Nottingham maternity inquiry to investigate 1,700 cases in largest-ever baby deaths probe

Donna Ockenden, who is leading an inquiry into maternity care within Nottingham University Hospitals NHS Trust  (PA Wire)
Donna Ockenden, who is leading an inquiry into maternity care within Nottingham University Hospitals NHS Trust (PA Wire)

The Nottingham maternity inquiry is set to examine 1,700 cases in what could be the UK’s largest-ever maternity scandal.

Donna Ockenden, who is leading the probe, confirmed the review had swelled but warned the numbers could be even larger depending on how many more families come forward.

The review into maternity services provided by Nottingham University Hospitals NHS Trust (NUH) came after The Independent uncovered poor care over more than a decade, revealing failures in the cases of 61 babies.

Families speaking at the annual meeting for NUH on Monday highlighted failings including:

  • midwives not escalating care when Caesareans were needed

  • the misdiagnosis of a healthy baby in the womb with a fatal condition

  • a mother permanently harmed during a C-section

  • and a mother who lost her son because staff failed to carry out a basic post-natal test

Ms Ockenden told the meeting the trust had a “very long journey ahead, what has happened cannot be fixed overnight”. She also said the trust’s new chief executive Anthony May had shown a “real commitment to lasting change”.

She said: “Often avoidable harm, life-changing harm, made worse by having to fight to be heard. I know, there are local families struggling to provide 24-hour care for severely brain-damaged babies. I have spoken to a mother whose baby is so poorly, she asked herself on a regular basis, would it be better if my baby had passed away?

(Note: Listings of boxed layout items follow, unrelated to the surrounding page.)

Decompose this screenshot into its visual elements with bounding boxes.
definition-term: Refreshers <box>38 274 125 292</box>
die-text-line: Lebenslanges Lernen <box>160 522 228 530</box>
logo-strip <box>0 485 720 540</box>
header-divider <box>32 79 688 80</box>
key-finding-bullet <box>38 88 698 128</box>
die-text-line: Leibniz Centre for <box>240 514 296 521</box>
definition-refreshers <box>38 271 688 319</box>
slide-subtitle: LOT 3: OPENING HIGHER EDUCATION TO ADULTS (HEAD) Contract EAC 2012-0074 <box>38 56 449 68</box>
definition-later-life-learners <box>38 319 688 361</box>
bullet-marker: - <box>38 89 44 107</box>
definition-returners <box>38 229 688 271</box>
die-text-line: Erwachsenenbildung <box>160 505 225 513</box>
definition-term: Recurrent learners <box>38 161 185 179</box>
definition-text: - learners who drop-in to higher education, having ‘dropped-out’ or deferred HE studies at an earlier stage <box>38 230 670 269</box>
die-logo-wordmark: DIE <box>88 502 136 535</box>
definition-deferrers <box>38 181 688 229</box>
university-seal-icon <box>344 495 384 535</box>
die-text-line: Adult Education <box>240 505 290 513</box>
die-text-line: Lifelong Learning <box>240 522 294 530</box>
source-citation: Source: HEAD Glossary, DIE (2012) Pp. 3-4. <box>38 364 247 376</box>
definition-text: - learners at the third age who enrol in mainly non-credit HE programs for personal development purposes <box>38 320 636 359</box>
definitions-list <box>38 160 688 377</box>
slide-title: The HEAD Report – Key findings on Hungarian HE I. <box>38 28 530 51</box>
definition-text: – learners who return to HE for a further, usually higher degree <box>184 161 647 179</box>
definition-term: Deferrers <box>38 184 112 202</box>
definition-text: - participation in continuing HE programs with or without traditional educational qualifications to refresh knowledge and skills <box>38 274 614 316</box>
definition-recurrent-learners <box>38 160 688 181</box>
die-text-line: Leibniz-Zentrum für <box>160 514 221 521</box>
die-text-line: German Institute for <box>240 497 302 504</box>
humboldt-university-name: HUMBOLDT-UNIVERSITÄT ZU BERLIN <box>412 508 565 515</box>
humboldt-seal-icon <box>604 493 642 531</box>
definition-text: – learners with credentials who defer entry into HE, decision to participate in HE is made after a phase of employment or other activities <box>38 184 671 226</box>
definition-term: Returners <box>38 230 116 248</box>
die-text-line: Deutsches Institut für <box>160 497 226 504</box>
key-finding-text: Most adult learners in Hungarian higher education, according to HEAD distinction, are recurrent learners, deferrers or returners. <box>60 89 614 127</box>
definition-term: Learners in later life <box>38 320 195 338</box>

“I know there are families who never brought their baby home, or babies who did come home who died very shortly afterwards and I know that there are little boys and girls out there in Nottinghamshire today, without their mommies, as we all celebrate to the end of the school year. I know that there are women living with life-changing harm. And how do I know that this is true? Because I have met those families. My promise is that this independent review will be conducted with kindness, with compassion, with expertise, and professionalism, and it will do its work in a timely way.”

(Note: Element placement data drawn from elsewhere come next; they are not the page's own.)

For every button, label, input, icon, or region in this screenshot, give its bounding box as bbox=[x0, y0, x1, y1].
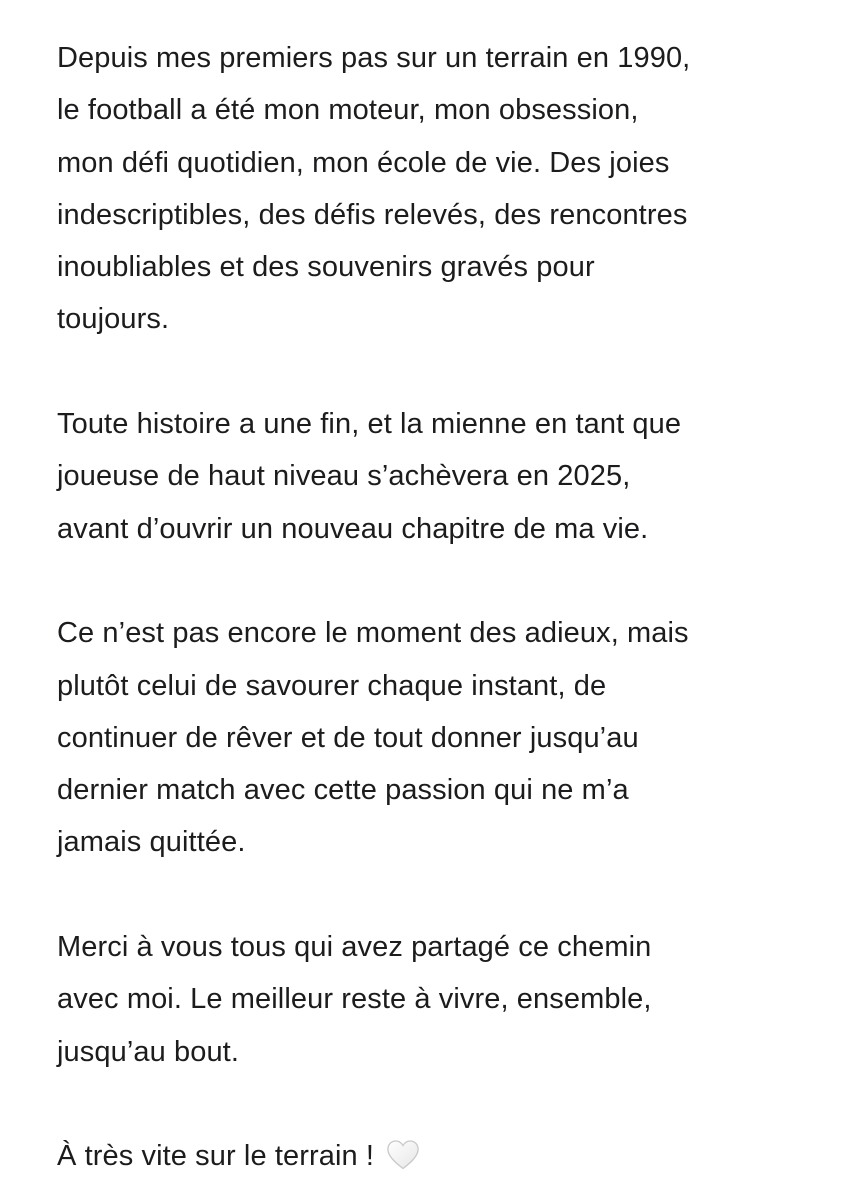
paragraph-spacer bbox=[57, 555, 837, 607]
text-line: avant d’ouvrir un nouveau chapitre de ma vie. bbox=[57, 512, 649, 545]
paragraph-spacer bbox=[57, 346, 837, 398]
text-line: Ce n’est pas encore le moment des adieux, mais bbox=[57, 617, 689, 650]
text-line: Toute histoire a une fin, et la mienne en tant que bbox=[57, 408, 682, 441]
text-line: continuer de rêver et de tout donner jusqu’au bbox=[57, 721, 639, 754]
paragraph-career bbox=[57, 32, 837, 346]
text-line: avec moi. Le meilleur reste à vivre, ensemble, bbox=[57, 983, 652, 1016]
text-line: joueuse de haut niveau s’achèvera en 2025, bbox=[57, 460, 631, 493]
closing-text: À très vite sur le terrain ! bbox=[57, 1140, 375, 1173]
text-line: mon défi quotidien, mon école de vie. Des joies bbox=[57, 146, 670, 179]
text-line: jusqu’au bout. bbox=[57, 1035, 239, 1068]
text-line: le football a été mon moteur, mon obsession, bbox=[57, 94, 639, 127]
text-line: jamais quittée. bbox=[57, 826, 246, 859]
paragraph-spacer bbox=[57, 869, 837, 921]
paragraph-closing bbox=[57, 1130, 837, 1182]
paragraph-not-goodbye bbox=[57, 607, 837, 868]
text-line: dernier match avec cette passion qui ne m’a bbox=[57, 774, 629, 807]
text-line: inoubliables et des souvenirs gravés pour bbox=[57, 251, 595, 284]
text-line: Depuis mes premiers pas sur un terrain en 1990, bbox=[57, 42, 691, 74]
white-heart-icon bbox=[386, 1136, 420, 1188]
text-line: toujours. bbox=[57, 303, 170, 336]
text-line: plutôt celui de savourer chaque instant, de bbox=[57, 669, 607, 702]
paragraph-ending bbox=[57, 398, 837, 555]
text-line: indescriptibles, des défis relevés, des rencontres bbox=[57, 198, 688, 231]
paragraph-spacer bbox=[57, 1078, 837, 1130]
closing-line bbox=[57, 1130, 837, 1182]
paragraph-thanks bbox=[57, 921, 837, 1078]
note-body bbox=[57, 32, 837, 1183]
text-line: Merci à vous tous qui avez partagé ce chemin bbox=[57, 931, 652, 964]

In May, Ms Ockenden criticised NUH over its failure to engage with ethnic minority families whose babies had died, giving way to fears the inquiry would not be able to represent these populations adequately.

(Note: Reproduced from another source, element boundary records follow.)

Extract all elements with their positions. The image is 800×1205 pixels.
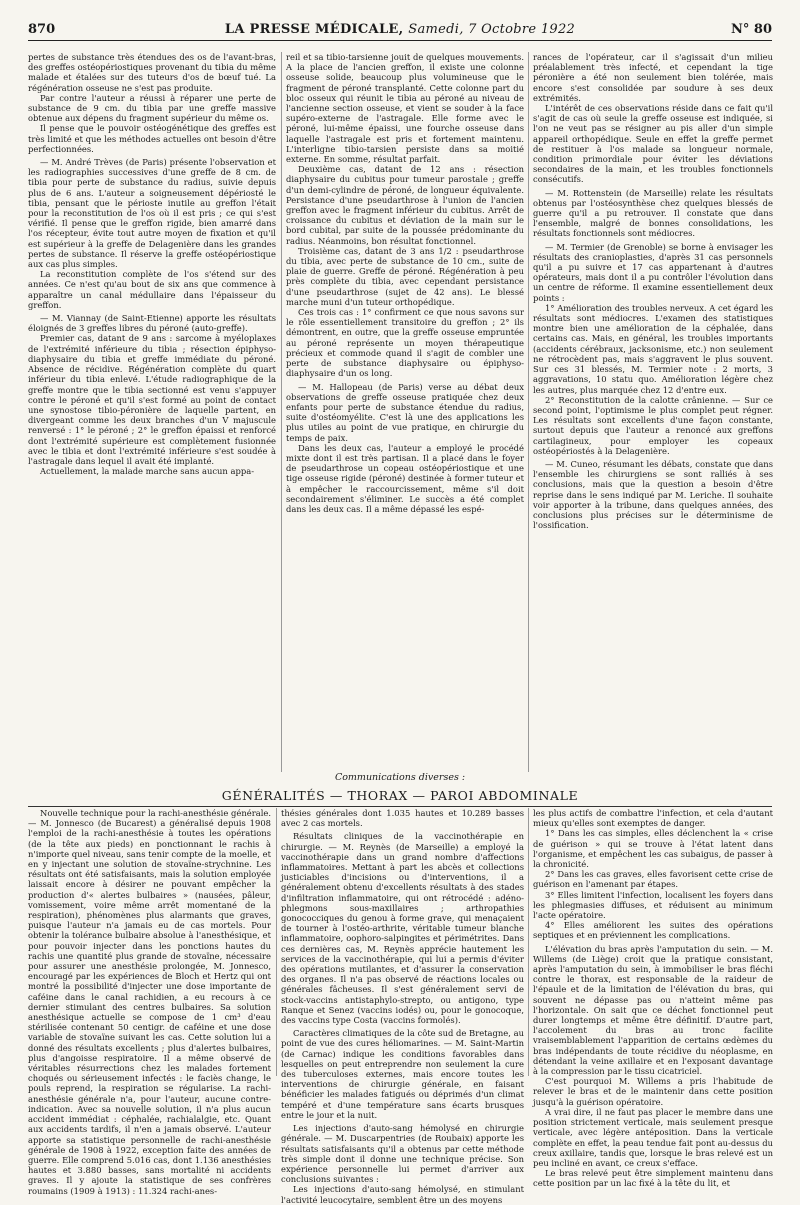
paragraph: 1° Amélioration des troubles nerveux. A cet égard les résultats sont médiocres. L'examen des statistiques montre bien une amélioration de la céphalée, dans certains cas. Mais, en général, les troubles importants (accidents cérébraux, jacksonisme, etc.) non seulement ne rétrocèdent pas, mais s'aggravent le plus souvent. Sur ces 31 blessés, M. Termier note : 2 morts, 3 aggravations, 10 statu quo. Amélioration légère chez les autres, plus marquée chez 12 d'entre eux.	[533, 302, 773, 395]
column-rule	[528, 52, 529, 772]
upper-column-1	[28, 52, 276, 782]
paragraph: Le bras relevé peut être simplement maintenu dans cette position par un lac fixé à la tête du lit, et	[533, 1168, 773, 1189]
paragraph: Deuxième cas, datant de 12 ans : résection diaphysaire du cubitus pour tumeur parostale ; greffe d'un demi-cylindre de péroné, de longueur équivalente. Persistance d'une pseudarthrose à l'union de l'ancien greffon avec le fragment inférieur du cubitus. Arrêt de croissance du cubitus et déviation de la main sur le bord cubital, par suite de la poussée prédominante du radius. Néanmoins, bon résultat fonctionnel.	[286, 164, 524, 246]
issue-date: Samedi, 7 Octobre 1922	[408, 22, 576, 37]
column-rule	[281, 52, 282, 772]
paragraph: Premier cas, datant de 9 ans : sarcome à myéloplaxes de l'extrémité inférieure du tibia ; résection épiphyso-diaphysaire du tibia et greffe immédiate du péroné. Absence de récidive. Régénération complète du quart inférieur du tibia enlevé. L'étude radiographique de la greffe montre que le tibia sectionné est venu s'appuyer contre le péroné et qu'il s'est formé au point de contact une synostose tibio-péronière de laquelle partent, en divergeant comme les deux branches d'un V majuscule renversé : 1° le péroné ; 2° le greffon épaissi et renforcé dont l'extrémité supérieure est complètement fusionnée avec le tibia et dont l'extrémité inférieure s'est soudée à l'astragale dans lequel il avait été implanté.	[28, 333, 276, 466]
paragraph: Dans les deux cas, l'auteur a employé le procédé mixte dont il est très partisan. Il a placé dans le foyer de pseudarthrose un copeau ostéopériostique et une tige osseuse rigide (péroné) destinée à former tuteur et à empêcher le raccourcissement, même s'il doit secondairement s'éliminer. Le succès a été complet dans les deux cas. Il a même dépassé les espé-	[286, 442, 524, 514]
paragraph: Il pense que le pouvoir ostéogénétique des greffes est très limité et que les méthodes actuelles ont besoin d'être perfectionnées.	[28, 123, 276, 154]
paragraph: L'intérêt de ces observations réside dans ce fait qu'il s'agit de cas où seule la greffe osseuse est indiquée, si l'on ne veut pas se résigner au pis aller d'un simple appareil orthopédique. Seule en effet la greffe permet de restituer à l'os malade sa longueur normale, condition primordiale pour éviter les déviations secondaires de la main, et les troubles fonctionnels consécutifs.	[533, 103, 773, 185]
paragraph: 1° Dans les cas simples, elles déclenchent la « crise de guérison » qui se trouve à l'état latent dans l'organisme, et empêchent les cas subaigus, de passer à la chronicité.	[533, 828, 773, 870]
upper-column-2	[286, 52, 524, 782]
paragraph: Ces trois cas : 1° confirment ce que nous savons sur le rôle essentiellement transitoire du greffon ; 2° ils démontrent, en outre, que la greffe osseuse empruntée au péroné représente un moyen thérapeutique précieux et commode quand il s'agit de combler une perte de substance diaphysaire ou épiphyso-diaphysaire d'un os long.	[286, 307, 524, 379]
paragraph: 3° Elles limitent l'infection, localisent les foyers dans les phlegmasies diffuses, et réduisent au minimum l'acte opératoire.	[533, 889, 773, 921]
paragraph: — M. Rottenstein (de Marseille) relate les résultats obtenus par l'ostéosynthèse chez quelques blessés de guerre qu'il a pu retrouver. Il constate que dans l'ensemble, malgré de bonnes consolidations, les résultats fonctionnels sont médiocres.	[533, 187, 773, 239]
paragraph: — M. Cuneo, résumant les débats, constate que dans l'ensemble les chirurgiens se sont ralliés à ses conclusions, mais que la question a besoin d'être reprise dans le sens indiqué par M. Leriche. Il souhaite voir apporter à la tribune, dans quelques années, des conclusions plus précises sur le déterminisme de l'ossification.	[533, 458, 773, 531]
paragraph: — M. Hallopeau (de Paris) verse au débat deux observations de greffe osseuse pratiquée chez deux enfants pour perte de substance étendue du radius, suite d'ostéomyélite. C'est là une des applications les plus utiles au point de vue pratique, en chirurgie du temps de paix.	[286, 381, 524, 443]
paragraph: La reconstitution complète de l'os s'étend sur des années. Ce n'est qu'au bout de six ans que commence à apparaître un canal médullaire dans l'épaisseur du greffon.	[28, 269, 276, 310]
paragraph: Par contre l'auteur a réussi à réparer une perte de substance de 9 cm. du tibia par une greffe massive obtenue aux dépens du fragment supérieur du même os.	[28, 92, 276, 124]
paragraph: 2° Dans les cas graves, elles favorisent cette crise de guérison en l'amenant par étapes.	[533, 869, 773, 890]
issue-number: N° 80	[731, 22, 772, 37]
paragraph: — M. Termier (de Grenoble) se borne à envisager les résultats des cranioplasties, d'après 31 cas personnels qu'il a pu suivre et 17 cas appartenant à d'autres opérateurs, mais dont il a pu contrôler l'évolution dans un centre de réforme. Il examine essentiellement deux points :	[533, 241, 773, 303]
paragraph: A vrai dire, il ne faut pas placer le membre dans une position strictement verticale, mais seulement presque verticale, avec légère antéposition. Dans la verticale complète en effet, la peau tendue fait pont au-dessus du creux axillaire, tandis que, lorsque le bras relevé est un peu incliné en avant, ce creux s'efface.	[533, 1106, 773, 1168]
paragraph: Les injections d'auto-sang hémolysé en chirurgie générale. — M. Duscarpentries (de Roubaix) apporte les résultats satisfaisants qu'il a obtenus par cette méthode très simple dont il donne une technique précise. Son expérience personnelle lui permet d'arriver aux conclusions suivantes :	[281, 1123, 524, 1185]
upper-column-3	[533, 52, 773, 782]
column-rule	[276, 808, 277, 1076]
paragraph: — M. Viannay (de Saint-Etienne) apporte les résultats éloignés de 3 greffes libres du péroné (auto-greffe).	[28, 313, 276, 334]
paragraph: reil et sa tibio-tarsienne jouit de quelques mouvements. A la place de l'ancien greffon, il existe une colonne osseuse solide, beaucoup plus volumineuse que le fragment de péroné transplanté. Cette colonne part du bloc osseux qui réunit le tibia au péroné au niveau de l'ancienne section osseuse, et vient se souder à la face supéro-externe de l'astragale. Elle forme avec le péroné, lui-même épaissi, une fourche osseuse dans laquelle l'astragale est pris et fortement maintenu. L'interligne tibio-tarsien persiste dans sa moitié externe. En somme, résultat parfait.	[286, 52, 524, 165]
paragraph: Caractères climatiques de la côte sud de Bretagne, au point de vue des cures héliomarines. — M. Saint-Martin (de Carnac) indique les conditions favorables dans lesquelles on peut entreprendre non seulement la cure des tuberculoses externes, mais encore toutes les interventions de chirurgie générale, en faisant bénéficier les malades fatigués ou déprimés d'un climat tempéré et d'une température sans écarts brusques entre le jour et la nuit.	[281, 1028, 524, 1120]
journal-title	[28, 22, 772, 37]
paragraph: — M. André Trèves (de Paris) présente l'observation et les radiographies successives d'une greffe de 8 cm. de tibia pour perte de substance du radius, suivie depuis plus de 6 ans. L'auteur a soigneusement dépériosté le tibia, pensant que le périoste inutile au greffon l'était pour la reconstitution de l'os où il est pris ; ce qui s'est vérifié. Il pense que le greffon rigide, bien amarré dans l'os récepteur, évite tout autre moyen de fixation et qu'il est supérieur à la greffe de Delagenière dans les grandes pertes de substance. Il réserve la greffe ostéopériostique aux cas plus simples.	[28, 157, 276, 270]
paragraph: L'élévation du bras après l'amputation du sein. — M. Willems (de Liège) croit que la pratique consistant, après l'amputation du sein, à immobiliser le bras fléchi contre le thorax, est responsable de la raideur de l'épaule et de la limitation de l'élévation du bras, qui souvent ne dépasse pas ou n'atteint même pas l'horizontale. On sait que ce déchet fonctionnel peut durer longtemps et même être définitif. D'autre part, l'accolement du bras au tronc facilite vraisemblablement l'apparition de certains œdèmes du bras indépendants de toute récidive du néoplasme, en détendant la veine axillaire et en l'exposant davantage à la compression par le tissu cicatriciel.	[533, 943, 773, 1077]
paragraph: pertes de substance très étendues des os de l'avant-bras, des greffes ostéopériostiques provenant du tibia du même malade et étalées sur des tuteurs d'os de bœuf tué. La régénération osseuse ne s'est pas produite.	[28, 52, 276, 93]
paragraph: Troisième cas, datant de 3 ans 1/2 : pseudarthrose du tibia, avec perte de substance de 10 cm., suite de plaie de guerre. Greffe de péroné. Régénération à peu près complète du tibia, avec cependant persistance d'une pseudarthrose (sujet de 42 ans). Le blessé marche muni d'un tuteur orthopédique.	[286, 245, 524, 307]
column-rule	[528, 808, 529, 1076]
section-subtitle: Communications diverses :	[334, 772, 466, 783]
paragraph: 4° Elles améliorent les suites des opérations septiques et en préviennent les complications.	[533, 920, 773, 941]
paragraph: Les injections d'auto-sang hémolysé, en stimulant l'activité leucocytaire, semblent être un des moyens	[281, 1184, 524, 1205]
journal-name: LA PRESSE MÉDICALE,	[224, 22, 404, 37]
paragraph: C'est pourquoi M. Willems a pris l'habitude de relever le bras et de le maintenir dans cette position jusqu'à la guérison opératoire.	[533, 1076, 773, 1107]
paragraph: 2° Reconstitution de la calotte crânienne. — Sur ce second point, l'optimisme le plus complet peut régner. Les résultats sont excellents d'une façon constante, surtout depuis que l'auteur a renoncé aux greffons cartilagineux, pour employer les copeaux ostéopériostés à la Delagenière.	[533, 394, 773, 456]
lower-column-3	[533, 808, 773, 1189]
section-title: GÉNÉRALITÉS — THORAX — PAROI ABDOMINALE	[28, 788, 772, 807]
paragraph: rances de l'opérateur, car il s'agissait d'un milieu préalablement très infecté, et cependant la tige péronière a été non seulement bien tolérée, mais encore s'est consolidée par soudure à ses deux extrémités.	[533, 52, 773, 103]
lower-column-1	[28, 808, 271, 1196]
running-header	[28, 22, 772, 41]
page-number: 870	[28, 22, 56, 37]
paragraph: Résultats cliniques de la vaccinothérapie en chirurgie. — M. Reynès (de Marseille) a employé la vaccinothérapie dans un grand nombre d'affections inflammatoires. Mettant à part les abcès et collections justiciables d'incisions ou d'interventions, il a généralement obtenu d'excellents résultats à des stades d'infiltration inflammatoire, qui ont rétrocédé : adéno-phlegmons sous-maxillaires ; arthropathies gonococciques du genou à forme grave, qui menaçaient de tourner à l'ostéo-arthrite, véritable tumeur blanche inflammatoire, oophoro-salpingites et périmétrites. Dans ces dernières cas, M. Reynès apprécie hautement les services de la vaccinothérapie, qui lui a permis d'éviter des opérations mutilantes, et d'assurer la conservation des organes. Il n'a pas observé de réactions locales ou générales fâcheuses. Il s'est généralement servi de stock-vaccins antistaphylo-strepto, ou antigono, type Ranque et Senez (vaccins iodés) ou, pour le gonocoque, des vaccins type Costa (vaccins formolés).	[281, 831, 524, 1026]
lower-column-2	[281, 808, 524, 1205]
paragraph: thésies générales dont 1.035 hautes et 10.289 basses avec 2 cas mortels.	[281, 808, 524, 829]
paragraph: les plus actifs de combattre l'infection, et cela d'autant mieux qu'elles sont exemptes de danger.	[533, 808, 773, 829]
paragraph: Nouvelle technique pour la rachi-anesthésie générale. — M. Jonnesco (de Bucarest) a généralisé depuis 1908 l'emploi de la rachi-anesthésie à toutes les opérations (de la tête aux pieds) en ponctionnant le rachis à n'importe quel niveau, sans tenir compte de la moelle, et en y injectant une solution de stovaïne-strychnine. Les résultats ont été satisfaisants, mais la solution employée laissait encore à désirer ne pouvant empêcher la production d'« alertes bulbaires » (nausées, pâleur, vomissement, voire même arrêt momentané de la respiration), phénomènes plus alarmants que graves, puisque l'auteur n'a jamais eu de cas mortels. Pour obtenir la tolérance bulbaire absolue à l'anesthésique, et pour pouvoir injecter dans les ponctions hautes du rachis une quantité plus grande de stovaïne, nécessaire pour assurer une anesthésie prolongée, M. Jonnesco, encouragé par les expériences de Bloch et Hertz qui ont montré la possibilité d'injecter une dose importante de caféine dans le canal rachidien, a eu recours à ce dernier stimulant des centres bulbaires. Sa solution anesthésique actuelle se compose de 1 cm³ d'eau stérilisée contenant 50 centigr. de caféine et une dose variable de stovaïne suivant les cas. Cette solution lui a donné des résultats excellents ; plus d'alertes bulbaires, plus d'angoisse respiratoire. Il a même observé de véritables résurrections chez les malades fortement choqués ou sérieusement infectés : le faciès change, le pouls reprend, la respiration se régularise. La rachi-anesthésie générale n'a, pour l'auteur, aucune contre-indication. Avec sa nouvelle solution, il n'a plus aucun accident immédiat : céphalée, rachialalgie, etc. Quant aux accidents tardifs, il n'en a jamais observé. L'auteur apporte sa statistique personnelle de rachi-anesthésie générale de 1908 à 1922, exception faite des années de guerre. Elle comprend 5.016 cas, dont 1.136 anesthésies hautes et 3.880 basses, sans mortalité ni accidents graves. Il y ajoute la statistique de ses confrères roumains (1909 à 1913) : 11.324 rachi-anes-	[28, 808, 271, 1196]
paragraph: Actuellement, la malade marche sans aucun appa-	[40, 466, 255, 477]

Following calls from the family and inquiry chair, the NHS agreed to change rules and allow the trust to share details of all families whose cases qualify for investigation. Previously, the inquiry had to gain permission from families for their cases to be reviewed.

However, after NUH sent out letters to families asking for them to get in contact giving permission for their cases to be reviewed less than 300 families out of 1,300.

Ms Ockenden previously led the flagship inquiry into failures at Shrewsbury NHS Trust, which found 300 babies had died or had been injured due to failing in care last year. This was out of the 1,486 cases over two decades that were examined.

Opening the annual meeting, NUH chair Nick Carver said: “Let me be very clear that, as the public record shows, this is an area where we have failed the families and communities that we exist to serve. To make matters worse, having failed them we have too often worsened things by not responding to them appropriately.

“On behalf of the trust board, I commit the trust to a new honest and transparent relationship with the families whose lives have been affected by maternity failings at the trust. For too long we have failed to listen to women and families who have been affected by failings in our maternity services. This ‘brick wall’ has caused additional pain, and this must change.